Mixed bouquet from the BCS librarians. The purple and yellow were very pretty together and even had my favorite flower, sunflowers!
Friday, November 2, 2012
The morning brought a bed linen change and a shower for me so I felt clean and slightly more human for visitors and Elliot spending the night. Elliot’s granny, Joan and her sister’s Diane and Gloria stopped by around lunch time to check in on me. Since I do not know Gloria at all, it was a bit awkward, especially when she hugged me, but it was nice that they stopped by.

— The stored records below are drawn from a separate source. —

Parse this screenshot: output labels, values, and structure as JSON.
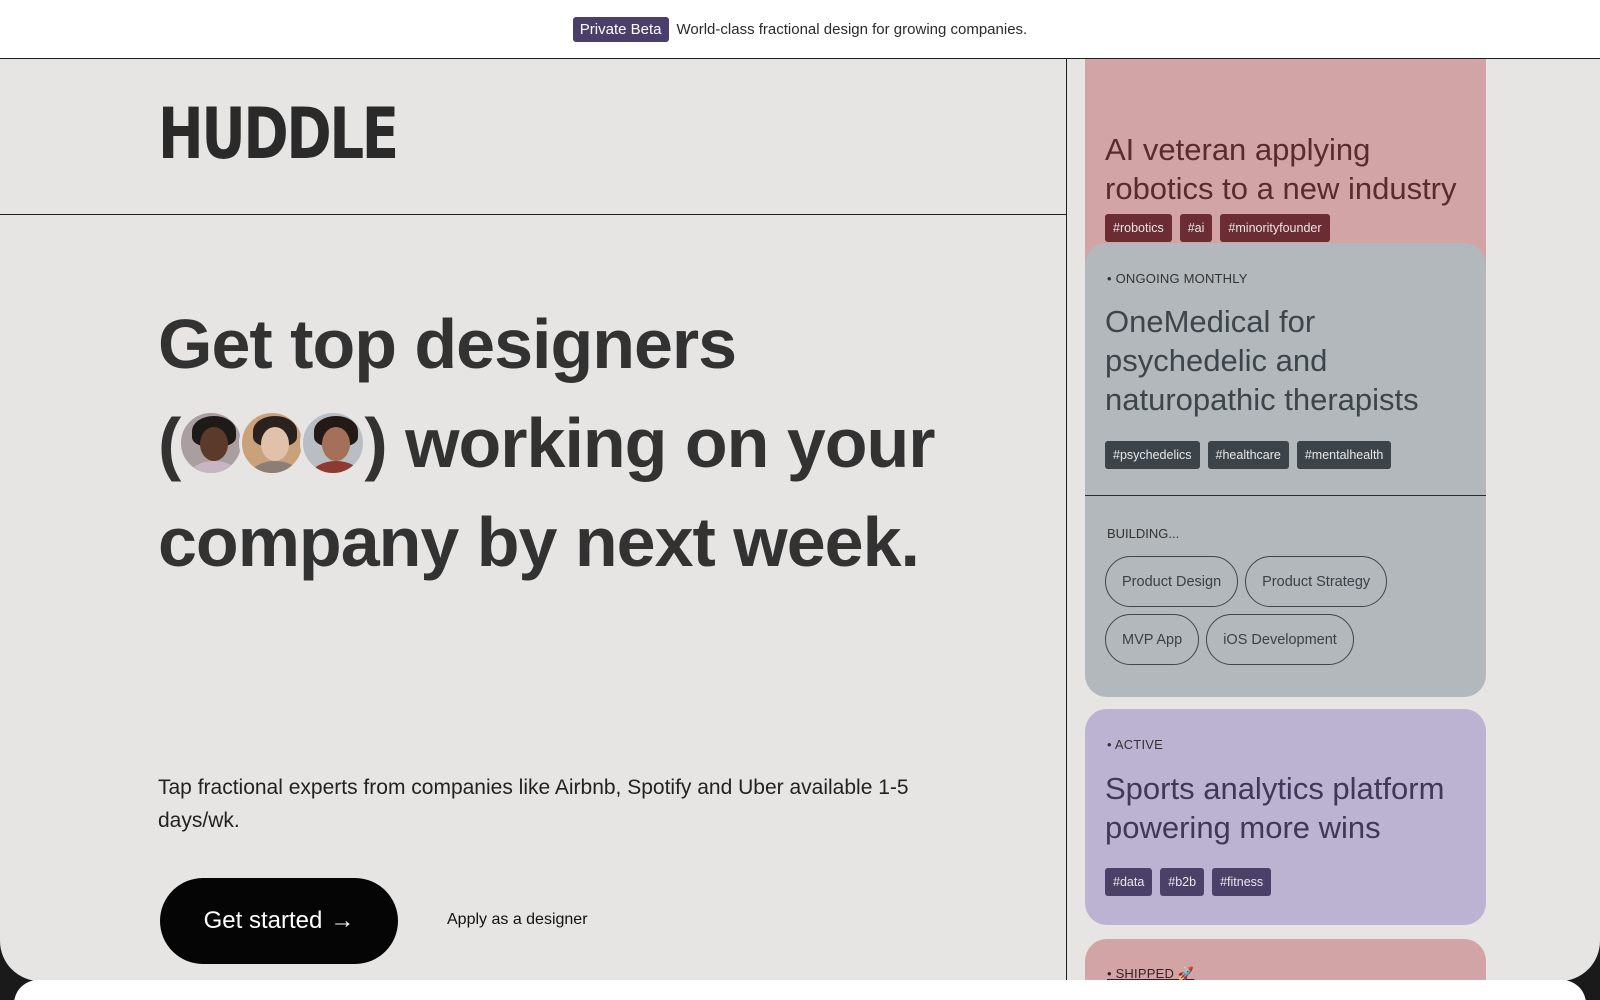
{
  "announcement": {
    "badge": "Private Beta",
    "text": "World-class fractional design for growing companies."
  },
  "brand": {
    "logo": "HUDDLE"
  },
  "hero": {
    "line1": "Get top designers",
    "line2_open": "(",
    "line2_close": ") working on your",
    "line3": "company by next week.",
    "avatars": [
      {
        "icon": "designer-avatar-1"
      },
      {
        "icon": "designer-avatar-2"
      },
      {
        "icon": "designer-avatar-3"
      }
    ],
    "subtitle": "Tap fractional experts from companies like Airbnb, Spotify and Uber available 1-5 days/wk.",
    "cta_label": "Get started",
    "cta_arrow": "→",
    "apply_label": "Apply as a designer"
  },
  "projects": [
    {
      "title": "AI veteran applying robotics to a new industry",
      "tags": [
        "#robotics",
        "#ai",
        "#minorityfounder"
      ],
      "color": "#d3a4a6"
    },
    {
      "status": "• ONGOING MONTHLY",
      "title": "OneMedical for psychedelic and naturopathic therapists",
      "tags": [
        "#psychedelics",
        "#healthcare",
        "#mentalhealth"
      ],
      "building_label": "BUILDING...",
      "building": [
        "Product Design",
        "Product Strategy",
        "MVP App",
        "iOS Development"
      ],
      "color": "#b2b8bc"
    },
    {
      "status": "• ACTIVE",
      "title": "Sports analytics platform powering more wins",
      "tags": [
        "#data",
        "#b2b",
        "#fitness"
      ],
      "color": "#bcb3d3"
    },
    {
      "status": "• SHIPPED 🚀",
      "color": "#d3a4a6"
    }
  ]
}
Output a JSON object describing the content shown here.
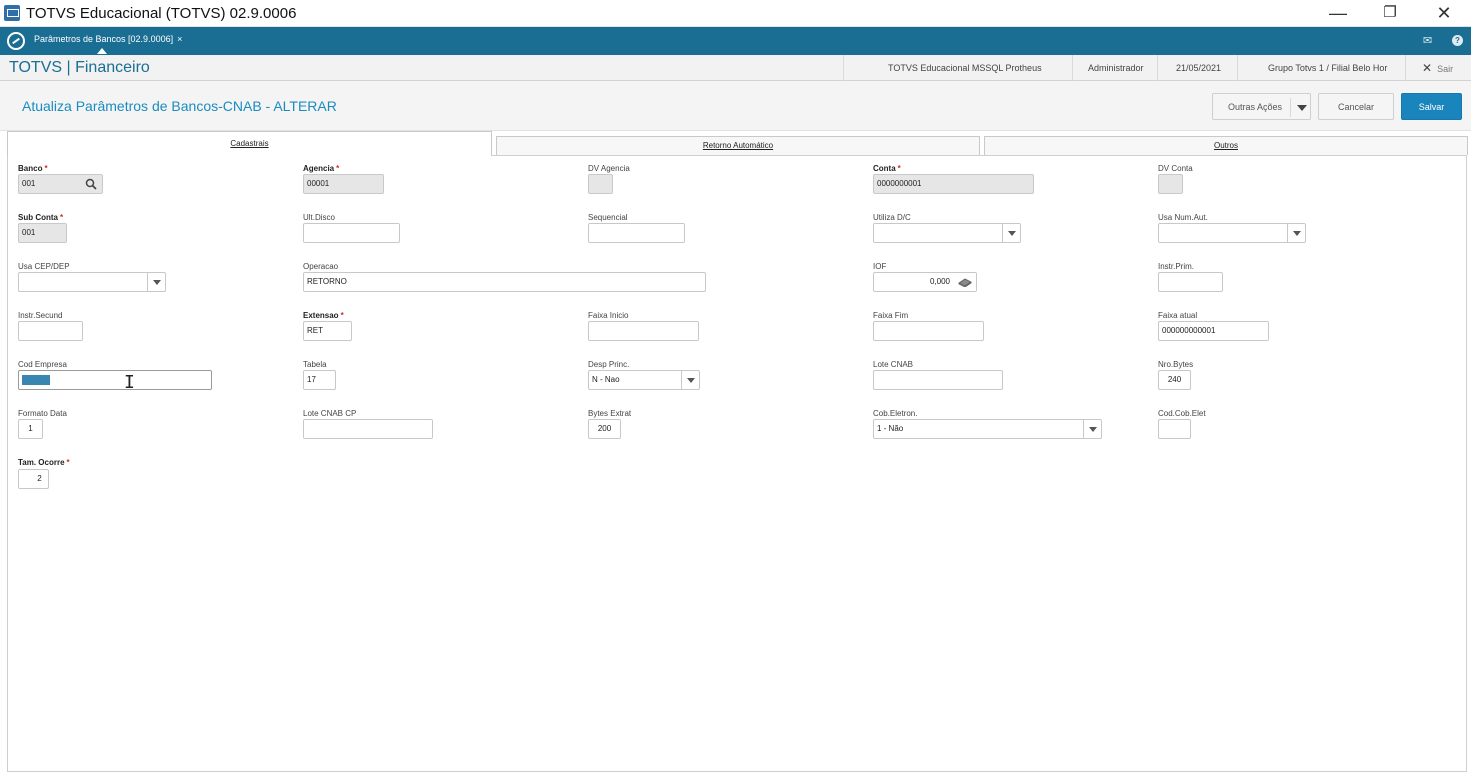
{
  "window": {
    "title": "TOTVS Educacional (TOTVS) 02.9.0006",
    "controls": {
      "minimize": "—",
      "restore": "❐",
      "close": "✕"
    }
  },
  "tabstrip": {
    "program_tab": "Parâmetros de Bancos [02.9.0006]",
    "close": "×",
    "mail_icon": "✉",
    "help_icon": "?"
  },
  "modulebar": {
    "title": "TOTVS | Financeiro",
    "environment": "TOTVS Educacional MSSQL Protheus",
    "user": "Administrador",
    "date": "21/05/2021",
    "branch": "Grupo Totvs 1 / Filial Belo Hor",
    "exit_label": "Sair",
    "exit_icon": "✕"
  },
  "header": {
    "title": "Atualiza Parâmetros de Bancos-CNAB - ALTERAR",
    "actions": {
      "more": "Outras Ações",
      "cancel": "Cancelar",
      "save": "Salvar"
    }
  },
  "tabs": [
    {
      "label": "Cadastrais",
      "active": true
    },
    {
      "label": "Retorno Automático",
      "active": false
    },
    {
      "label": "Outros",
      "active": false
    }
  ],
  "fields": {
    "banco": {
      "label": "Banco",
      "value": "001"
    },
    "agencia": {
      "label": "Agencia",
      "value": "00001"
    },
    "dv_agencia": {
      "label": "DV Agencia",
      "value": ""
    },
    "conta": {
      "label": "Conta",
      "value": "0000000001"
    },
    "dv_conta": {
      "label": "DV Conta",
      "value": ""
    },
    "sub_conta": {
      "label": "Sub Conta",
      "value": "001"
    },
    "ult_disco": {
      "label": "Ult.Disco",
      "value": ""
    },
    "sequencial": {
      "label": "Sequencial",
      "value": ""
    },
    "utiliza_dc": {
      "label": "Utiliza D/C",
      "value": ""
    },
    "usa_num_aut": {
      "label": "Usa Num.Aut.",
      "value": ""
    },
    "usa_cep_dep": {
      "label": "Usa CEP/DEP",
      "value": ""
    },
    "operacao": {
      "label": "Operacao",
      "value": "RETORNO"
    },
    "iof": {
      "label": "IOF",
      "value": "0,000"
    },
    "instr_prim": {
      "label": "Instr.Prim.",
      "value": ""
    },
    "instr_secund": {
      "label": "Instr.Secund",
      "value": ""
    },
    "extensao": {
      "label": "Extensao",
      "value": "RET"
    },
    "faixa_inicio": {
      "label": "Faixa Inicio",
      "value": ""
    },
    "faixa_fim": {
      "label": "Faixa Fim",
      "value": ""
    },
    "faixa_atual": {
      "label": "Faixa atual",
      "value": "000000000001"
    },
    "cod_empresa": {
      "label": "Cod Empresa",
      "value": ""
    },
    "tabela": {
      "label": "Tabela",
      "value": "17"
    },
    "desp_princ": {
      "label": "Desp Princ.",
      "value": "N - Nao"
    },
    "lote_cnab": {
      "label": "Lote CNAB",
      "value": ""
    },
    "nro_bytes": {
      "label": "Nro.Bytes",
      "value": "240"
    },
    "formato_data": {
      "label": "Formato Data",
      "value": "1"
    },
    "lote_cnab_cp": {
      "label": "Lote CNAB CP",
      "value": ""
    },
    "bytes_extrat": {
      "label": "Bytes Extrat",
      "value": "200"
    },
    "cob_eletron": {
      "label": "Cob.Eletron.",
      "value": "1 - Não"
    },
    "cod_cob_elet": {
      "label": "Cod.Cob.Elet",
      "value": ""
    },
    "tam_ocorre": {
      "label": "Tam. Ocorre",
      "value": "2"
    }
  },
  "colors": {
    "brand_blue": "#1a6e93",
    "title_blue": "#1a8cc0",
    "save_button": "#1a85bd",
    "required_star": "#d12b2b"
  }
}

Today was an ok day. Elliot would be staying the night because it was the weekend so I was excited and grateful for that. We had planned that he would go home for a bit to handle things and then pick up dinner and a movie. I wanted La Caretta so he picked me up some yummy quesadillas and the movie of my choice, Dark Shadows, which in the previews looked to be a comedy. The movie was just strange, long and not funny at all. What a disappointment, but at least Elliot and I were together again. One of the things I miss most is just being in the same room as my husband.
27 weeks and in the hospital
Front view of 27 weeks. Elliot does not like this picture since it looks like I'm about to cry. I was.
My straight ahead view when laying in the bed. The nurses put the date, the nurse on duty's name, the plan for me that day and mark how many weeks and days I have made it in my pregnancy. Some days I really like this board to keep me updated and encouraged. Other days I want to throw something at it.








I'm so sorry that your pregnancy has turned out to be not as expected. I wish I lived closer so I could come see you and do more for you....but I'll be seeing you soon! Love you bunches!